C’est une explosion de plaisir qui secoue le Parc des Princes. Le public applaudit à tout rompre cet enchaînement d’une audace folle. Le banc de touche nantais s’émoustille tandis que le parisien reste béat. Les journalistes cherchent le superlatif qui correspond le mieux à cette arabesque. À la télé, les ralentis défilent, et le commentateur ordonne: "Messieurs, des buts comme ça, on en redemande!"
Sans suite
Un mois plus tôt, le Nantais avait déjà régalé le stade parisien lors de sa première sélection en équipe de France, où il ponctua d’un but de félin une victoire éclatante des Bleus face à la Yougoslavie (4-0). Pour son élégance et son aisance technique, associées à sa peau mate et au maillot jaune de son club, José Touré est fréquemment surnommé le Brésilien. La presse ne résiste pas au plaisir de l’imaginer évoluant aux cotés des Socrates, Zico et Falcao, inoubliables magiciens du récent Mondial espagnol. Des chroniqueurs plus zélés se félicitent de ces touches de couleurs qui illuminent le sport français: Yannick Noah vient de remporter Roland-Garros, Serge Blanco mène le jeu du Quinze de France, et Touré, donc, annonce l’avenir du foot français.
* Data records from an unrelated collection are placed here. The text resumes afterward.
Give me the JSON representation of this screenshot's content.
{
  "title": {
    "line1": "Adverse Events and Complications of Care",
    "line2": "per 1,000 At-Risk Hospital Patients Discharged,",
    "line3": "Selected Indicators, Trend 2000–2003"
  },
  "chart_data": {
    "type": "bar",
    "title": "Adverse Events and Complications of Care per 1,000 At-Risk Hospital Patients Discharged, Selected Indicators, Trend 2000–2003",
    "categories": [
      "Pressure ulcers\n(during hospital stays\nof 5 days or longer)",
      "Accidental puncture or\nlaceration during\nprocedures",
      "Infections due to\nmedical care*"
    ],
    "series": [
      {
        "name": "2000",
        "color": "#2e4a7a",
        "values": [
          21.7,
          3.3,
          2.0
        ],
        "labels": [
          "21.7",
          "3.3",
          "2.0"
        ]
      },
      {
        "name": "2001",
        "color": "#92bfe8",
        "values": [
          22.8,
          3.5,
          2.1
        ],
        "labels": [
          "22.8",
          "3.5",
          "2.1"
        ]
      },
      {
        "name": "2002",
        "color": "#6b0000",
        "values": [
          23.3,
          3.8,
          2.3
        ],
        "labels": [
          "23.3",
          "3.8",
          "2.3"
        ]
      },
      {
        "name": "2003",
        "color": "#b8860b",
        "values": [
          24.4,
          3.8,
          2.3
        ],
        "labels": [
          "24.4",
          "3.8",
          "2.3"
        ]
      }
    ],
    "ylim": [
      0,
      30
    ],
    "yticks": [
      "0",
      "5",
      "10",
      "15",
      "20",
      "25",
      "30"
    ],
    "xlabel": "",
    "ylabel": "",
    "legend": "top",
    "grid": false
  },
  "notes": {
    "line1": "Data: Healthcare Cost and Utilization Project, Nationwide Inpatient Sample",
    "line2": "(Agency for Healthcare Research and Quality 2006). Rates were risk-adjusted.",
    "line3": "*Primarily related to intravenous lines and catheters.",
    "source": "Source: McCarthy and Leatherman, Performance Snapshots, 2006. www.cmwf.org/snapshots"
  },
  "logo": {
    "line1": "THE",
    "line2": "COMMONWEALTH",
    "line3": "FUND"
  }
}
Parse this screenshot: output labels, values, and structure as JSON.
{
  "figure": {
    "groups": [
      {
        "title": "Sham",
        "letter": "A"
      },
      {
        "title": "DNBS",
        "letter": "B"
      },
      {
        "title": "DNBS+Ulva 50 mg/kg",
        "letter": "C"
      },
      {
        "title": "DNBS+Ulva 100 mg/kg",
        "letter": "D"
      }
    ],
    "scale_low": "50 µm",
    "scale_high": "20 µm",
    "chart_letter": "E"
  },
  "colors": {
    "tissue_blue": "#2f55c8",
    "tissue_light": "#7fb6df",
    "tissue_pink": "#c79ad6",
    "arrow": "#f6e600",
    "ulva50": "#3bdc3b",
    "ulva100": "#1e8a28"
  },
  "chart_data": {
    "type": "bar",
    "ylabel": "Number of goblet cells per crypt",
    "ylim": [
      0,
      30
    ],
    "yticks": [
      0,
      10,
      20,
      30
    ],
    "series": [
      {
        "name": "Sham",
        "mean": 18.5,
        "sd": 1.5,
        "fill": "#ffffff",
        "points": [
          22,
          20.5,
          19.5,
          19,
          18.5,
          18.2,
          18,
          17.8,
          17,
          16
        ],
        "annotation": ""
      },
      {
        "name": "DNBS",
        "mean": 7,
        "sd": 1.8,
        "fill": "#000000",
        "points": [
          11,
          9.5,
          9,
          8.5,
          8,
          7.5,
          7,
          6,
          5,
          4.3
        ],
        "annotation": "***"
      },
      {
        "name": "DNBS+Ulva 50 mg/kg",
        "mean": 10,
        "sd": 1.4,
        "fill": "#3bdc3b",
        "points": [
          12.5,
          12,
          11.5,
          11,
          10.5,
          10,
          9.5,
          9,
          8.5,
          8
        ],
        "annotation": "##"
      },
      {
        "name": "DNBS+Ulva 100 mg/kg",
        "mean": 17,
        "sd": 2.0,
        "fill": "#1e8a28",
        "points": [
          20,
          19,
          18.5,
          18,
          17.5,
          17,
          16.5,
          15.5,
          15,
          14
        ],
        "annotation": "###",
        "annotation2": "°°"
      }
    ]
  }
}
La carrière du Brésilien ne tiendra malheureusement pas toutes ses promesses. José Touré illuminera bien quelques saisons encore les pelouses de l’Hexagone, mais une grave blessure en 1986 accompagnée de différents problèmes d’ordre personnel le rangeront à la marge. José Touré fait désormais partie, avec Jean-Marc Ferreri, Philippe Vercruysse ou Daniel Bravo, de la génération qui devait poursuivre la voie tracée par celle de Platini et Rocheteau, mais dont le talent a volé en éclat face aux turpitudes du foot-business des années 1980.
La suite de la finale de la Coupe de France 1983 n’appartient quant à elle plus au FC Nantes. L’équipe de Jean-Claude Suaudeau s’est laissée griser par son propre jeu, sans s’apercevoir en deuxième période que son adversaire reprenait le dessus. Le Paris Saint Germain inscrira deux buts et remportera la finale (3-2), l’une des plus belles de l’histoire.